1980 · Italy
Luca Moscariello is a mid-career established artist, who originates from Italy, like other artists such as Gabriele Luciani, Francesco Gennari, Andrea Bianconi, Diego Tonus, and Emanuela Fiorelli. Luca Moscariello was born in 1980.
Luca Moscariello's Gallery representation
Luca Moscariello is represented and exhibited by Colossi Arte Contemporanea located in Brescia, Italy.
Historical Context of Italy
The classical era of the Romans has exerted a significant influence on the cultural and intellectual evolution of Italy, contributing to the uniqueness of the country and its sumptuous artistic legacy. Italy is also the country that embodies the Renaissance, “Riniscita” in its original language, which translates to “rebirth”. From the early 1400s, the Renaissance has been an intense period of cultural and political awakenings, engendering revivals in art, architecture, music, poetry and philosophy. Although greatly tormented by the fascism of Mussolini in the modern and contemporary era, Italy has never lost its place as one of the most fundamental artistic centres, home to cutting-edge movements such as Futurism and Arte Povera, as well as the expressive painting of the Transavanguardia and the Minimalism related to the Zero Movement. Some highly eminent Italian artists from the twentieth and twenty first centuries include Giorgio Di Chirico, Giacomo Balla, Giorgio Morandi, Alberto Giacometti, Lucio Fontana, Michelangelo Pistoletto, Francesco Clemente and Mimmo Paladino.
Further Biographical Context for Luca Moscariello
Luca Moscariello was born in 1980 and was predominantly influenced creatively by the 1990s. Art in the 1990s was defined at the beginning of the decade by a group of artists in the United Kingdom that came to be known as the YBAs, or Young British Artists. They were a diverse group of artists, affiliated loosely by their age, nationality, and their association with Goldsmiths and the Royal College of Art in London, alongside being favoured by super collector of the time Charles Saatchi. The most famous artist of the group is Damien Hirst, who was also an early organiser of group activities.
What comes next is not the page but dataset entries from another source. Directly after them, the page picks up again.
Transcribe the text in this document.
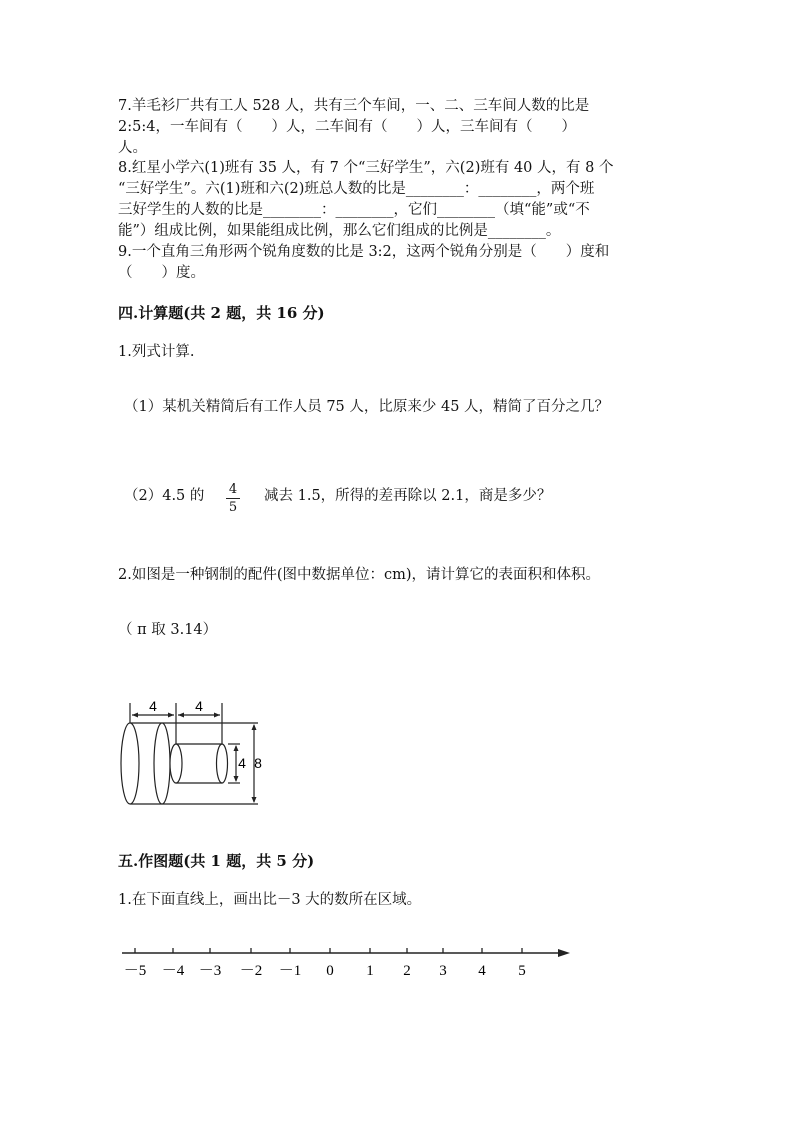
7.羊毛衫厂共有工人 528 人，共有三个车间，一、二、三车间人数的比是
2:5:4，一车间有（　　）人，二车间有（　　）人，三车间有（　　）
人。
8.红星小学六(1)班有 35 人，有 7 个“三好学生”，六(2)班有 40 人，有 8 个
“三好学生”。六(1)班和六(2)班总人数的比是________：________，两个班
三好学生的人数的比是________：________，它们________（填“能”或“不
能”）组成比例，如果能组成比例，那么它们组成的比例是________。
9.一个直角三角形两个锐角度数的比是 3:2，这两个锐角分别是（　　）度和
（　　）度。
四.计算题(共 2 题，共 16 分)
1.列式计算.
（1）某机关精简后有工作人员 75 人，比原来少 45 人，精简了百分之几？
（2）4.5 的 4
5
减去 1.5，所得的差再除以 2.1，商是多少？
2.如图是一种钢制的配件(图中数据单位：cm)，请计算它的表面积和体积。
（ π 取 3.14）
4	4
4 8
五.作图题(共 1 题，共 5 分)
1.在下面直线上，画出比－3 大的数所在区域。
－5 －4 －3 －2 －1 0 1 2 3 4 5
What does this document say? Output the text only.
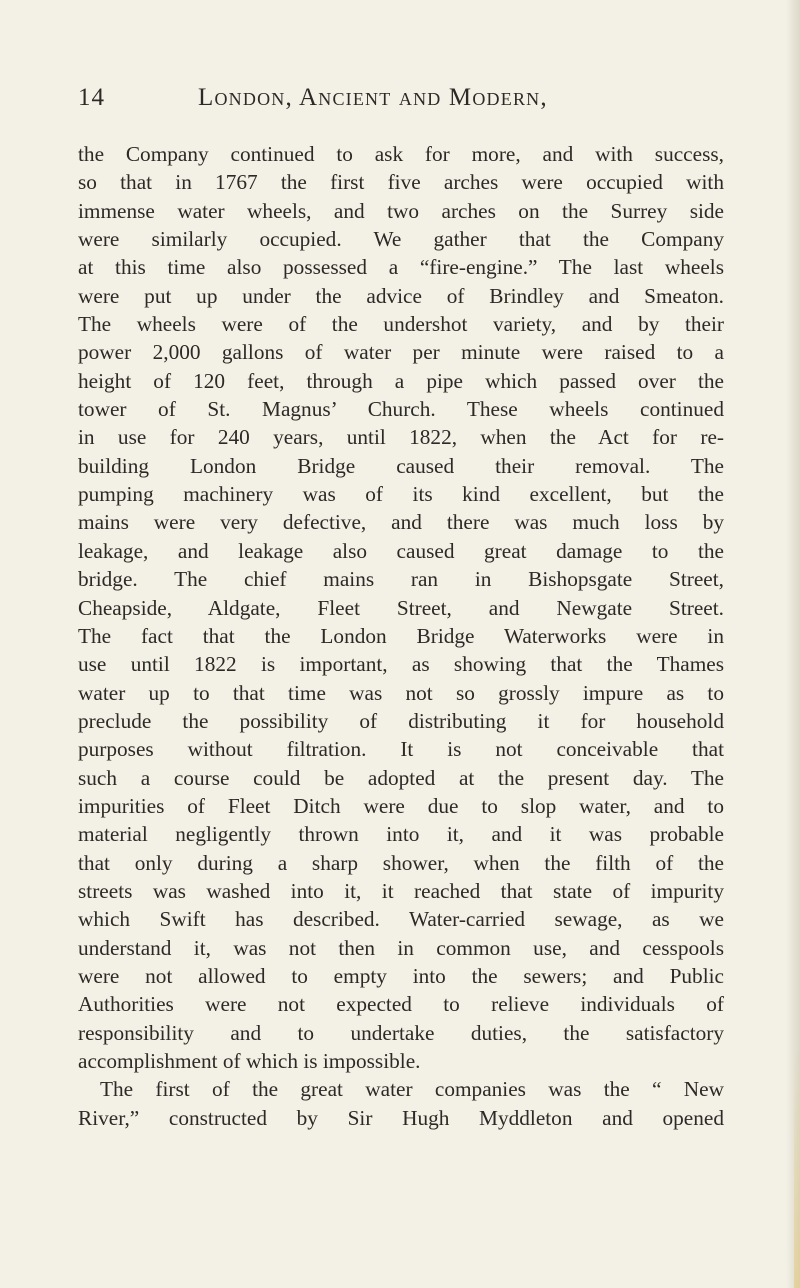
14	London, Ancient and Modern,
the Company continued to ask for more, and with success,
so that in 1767 the first five arches were occupied with
immense water wheels, and two arches on the Surrey side
were similarly occupied. We gather that the Company
at this time also possessed a “fire-engine.” The last wheels
were put up under the advice of Brindley and Smeaton.
The wheels were of the undershot variety, and by their
power 2,000 gallons of water per minute were raised to a
height of 120 feet, through a pipe which passed over the
tower of St. Magnus’ Church. These wheels continued
in use for 240 years, until 1822, when the Act for re-
building London Bridge caused their removal. The
pumping machinery was of its kind excellent, but the
mains were very defective, and there was much loss by
leakage, and leakage also caused great damage to the
bridge. The chief mains ran in Bishopsgate Street,
Cheapside, Aldgate, Fleet Street, and Newgate Street.
The fact that the London Bridge Waterworks were in
use until 1822 is important, as showing that the Thames
water up to that time was not so grossly impure as to
preclude the possibility of distributing it for household
purposes without filtration. It is not conceivable that
such a course could be adopted at the present day. The
impurities of Fleet Ditch were due to slop water, and to
material negligently thrown into it, and it was probable
that only during a sharp shower, when the filth of the
streets was washed into it, it reached that state of impurity
which Swift has described. Water-carried sewage, as we
understand it, was not then in common use, and cesspools
were not allowed to empty into the sewers; and Public
Authorities were not expected to relieve individuals of
responsibility and to undertake duties, the satisfactory
accomplishment of which is impossible.
The first of the great water companies was the “ New
River,” constructed by Sir Hugh Myddleton and opened
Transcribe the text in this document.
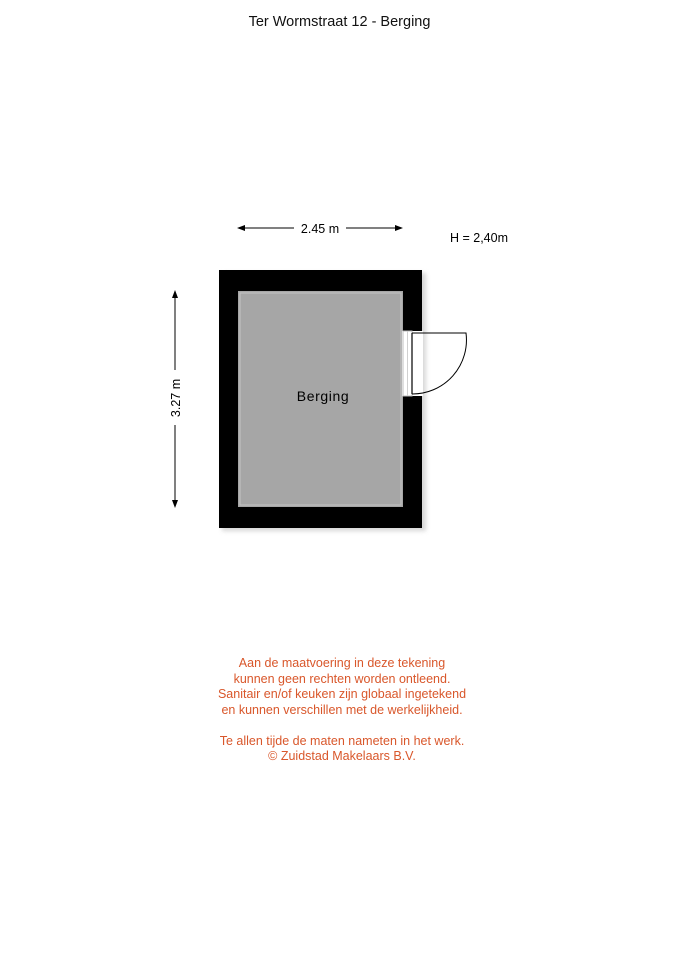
Ter Wormstraat 12 - Berging
2.45 m
H = 2,40m
3.27 m	Berging
Aan de maatvoering in deze tekening
kunnen geen rechten worden ontleend.
Sanitair en/of keuken zijn globaal ingetekend
en kunnen verschillen met de werkelijkheid.
Te allen tijde de maten nameten in het werk.
© Zuidstad Makelaars B.V.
Other members included Chris Ofili, Tracey Emin, Marc Quinn, Gavin Turk, Sarah Lucas and Sam Taylor-Wood. Much of their work became famous for shock tactics and the sensationalism of both material and message. They also became known for their use of throwaway materials, wild-living, and an attitude that was simultaneously counter-culture rebellion but also entrepreneurial. They gained a large amount of media coverage and dominated British art during the 1990s. Their international shows in the mid-1990s included the now legendary ‘Sensation'. Also gaining prominence at this time was a developing trend in Japan related to the huge boom in advertising and consumerism that took place during the economic dominance of the 1980s. The indigenous comic book culture of manga, allied to trends in advertising, graphic design and packaging, saw a young artist called Takashi Murakami develop his theories which he coined ’Superflat’. Influenced by his experiences in New York City in the mid-1990s, Murakami was to form a significant collective called Kaikaikiki, which became internationally renowned as an artistic group.